I thought that, with yesterday’s post, I had managed to get everything I needed to say about Michael Gove’s intervention on the First World War out of my system. Then I read this and I discovered that I had not.
I consider myself a ‘proper’ historian, a ‘careful’ researcher and, as it happens, one who spends an awful lot of time reading the accounts, both contemporary and retrospective of ‘the men who were there’. In fact, I have written at some length about why there are historical problems of privileging ‘the men who were there’ as witnesses to the ‘truth’ of the past. And yet, unlike Mr Mastin, and, as it happens, Sir Richard Evans and Gary Sheffield, I do believe there is a value to showing Blackadder Goes Forth in the classroom, not simply for what it tells us about ‘the different ways in which the past has been interpreted’, and certainly not because of what it has to tell about the lived reality of the war. But it does have a great deal to tell us about the history of how the war has been remembered and commemorated as a major cultural (as well as military) event in British history and is thus an important historical document in its own right.
I am not going to rehearse my defense of why the cultural history of the war is at least as important as the military history, this centenary year of all years, here. I have been making that argument in just about every piece of academic work I have published and I have a book review to write. But I am going come out and say yes, we should be showing students of the history of the war television programmes like Blackadder and getting them to read books like Birdsong and Regeneration. They will teach students as much about how the war was remembered in the last quarter of the twentieth century as they will about the war itself, but that too is part of the history of the war.

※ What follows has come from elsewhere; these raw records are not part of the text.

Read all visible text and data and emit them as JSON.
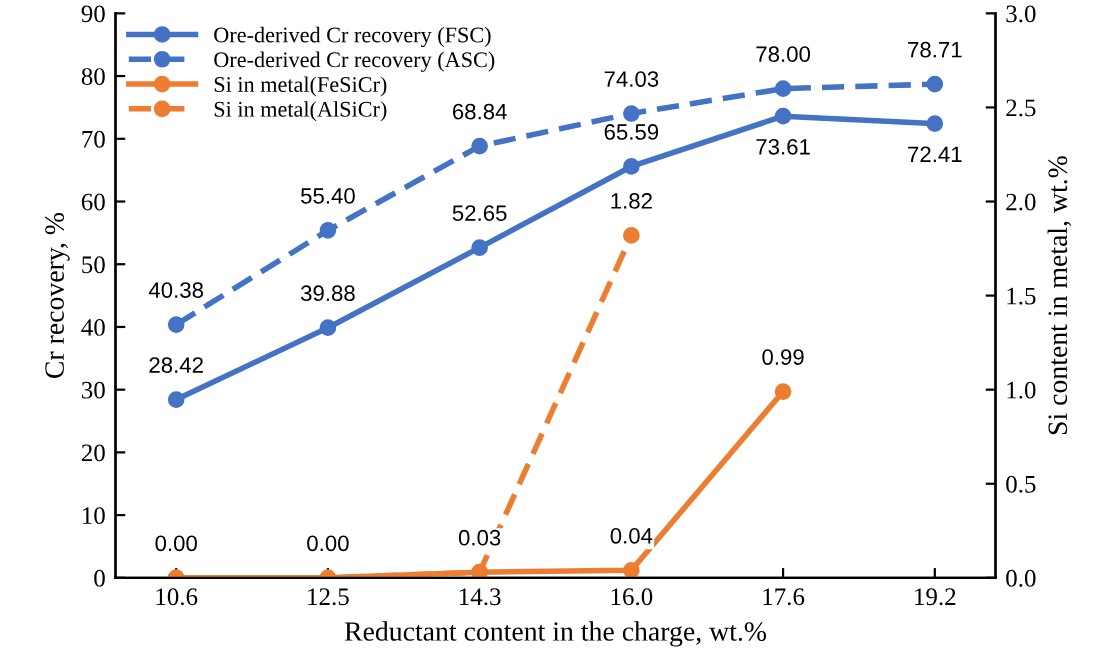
{
  "chart_data": {
    "type": "line",
    "xlabel": "Reductant content in the charge, wt.%",
    "ylabel": "Cr recovery, %",
    "y2label": "Si content in metal, wt.%",
    "categories": [
      "10.6",
      "12.5",
      "14.3",
      "16.0",
      "17.6",
      "19.2"
    ],
    "series": [
      {
        "name": "Ore-derived Cr recovery (FSC)",
        "color": "#4472c4",
        "line_style": "solid",
        "values": [
          28.42,
          39.88,
          52.65,
          65.59,
          73.61,
          72.41
        ],
        "value_labels": [
          "28.42",
          "39.88",
          "52.65",
          "65.59",
          "73.61",
          "72.41"
        ]
      },
      {
        "name": "Ore-derived Cr recovery (ASC)",
        "color": "#4472c4",
        "line_style": "dashed",
        "values": [
          40.38,
          55.4,
          68.84,
          74.03,
          78.0,
          78.71
        ],
        "value_labels": [
          "40.38",
          "55.40",
          "68.84",
          "74.03",
          "78.00",
          "78.71"
        ]
      },
      {
        "name": "Si in metal(FeSiCr)",
        "color": "#ed7d31",
        "line_style": "solid",
        "axis": "y2",
        "values": [
          0.0,
          0.0,
          0.03,
          0.04,
          0.99,
          null
        ],
        "value_labels": [
          "0.00",
          "0.00",
          "0.03",
          "0.04",
          "0.99",
          null
        ]
      },
      {
        "name": "Si in metal(AlSiCr)",
        "color": "#ed7d31",
        "line_style": "dashed",
        "axis": "y2",
        "values": [
          0.0,
          0.0,
          0.03,
          1.82,
          null,
          null
        ],
        "value_labels": [
          null,
          null,
          null,
          "1.82",
          null,
          null
        ]
      }
    ],
    "ylim": [
      0,
      90
    ],
    "yticks": [
      0,
      10,
      20,
      30,
      40,
      50,
      60,
      70,
      80,
      90
    ],
    "y2lim": [
      0,
      3.0
    ],
    "y2ticks": [
      {
        "value": 0,
        "label": "0.0"
      },
      {
        "value": 0.5,
        "label": "0.5"
      },
      {
        "value": 1.0,
        "label": "1.0"
      },
      {
        "value": 1.5,
        "label": "1.5"
      },
      {
        "value": 2.0,
        "label": "2.0"
      },
      {
        "value": 2.5,
        "label": "2.5"
      },
      {
        "value": 3.0,
        "label": "3.0"
      }
    ],
    "marker": "circle",
    "grid": false,
    "legend": "top left"
  }
}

What is more, I would add that we should also be getting students to read Sergeant Michael Cassidy by ‘Sapper’, The Return of the Soldier by Rebecca West, Unpleasantness at the Bellonna Club by Dorothy L. Sayers, Kitty by Warwick Deeping.* They should be watching Journey’s End and The Big Parade and La Grande Illusion. Will these cultural works tell them the ‘truth’ about war experience? Only as much as Robert Graves’s Goodbye To All That tells the truth of war experience. But they do tell us a great deal about how the war was remembered and understood and interpreted by British (and French) culture. And that, too, is the proper history of the First World War.
*I have personally cited all these works of fiction as historical evidence in essays which have been published by reputable publishers in independently refereed journals. References available upon request.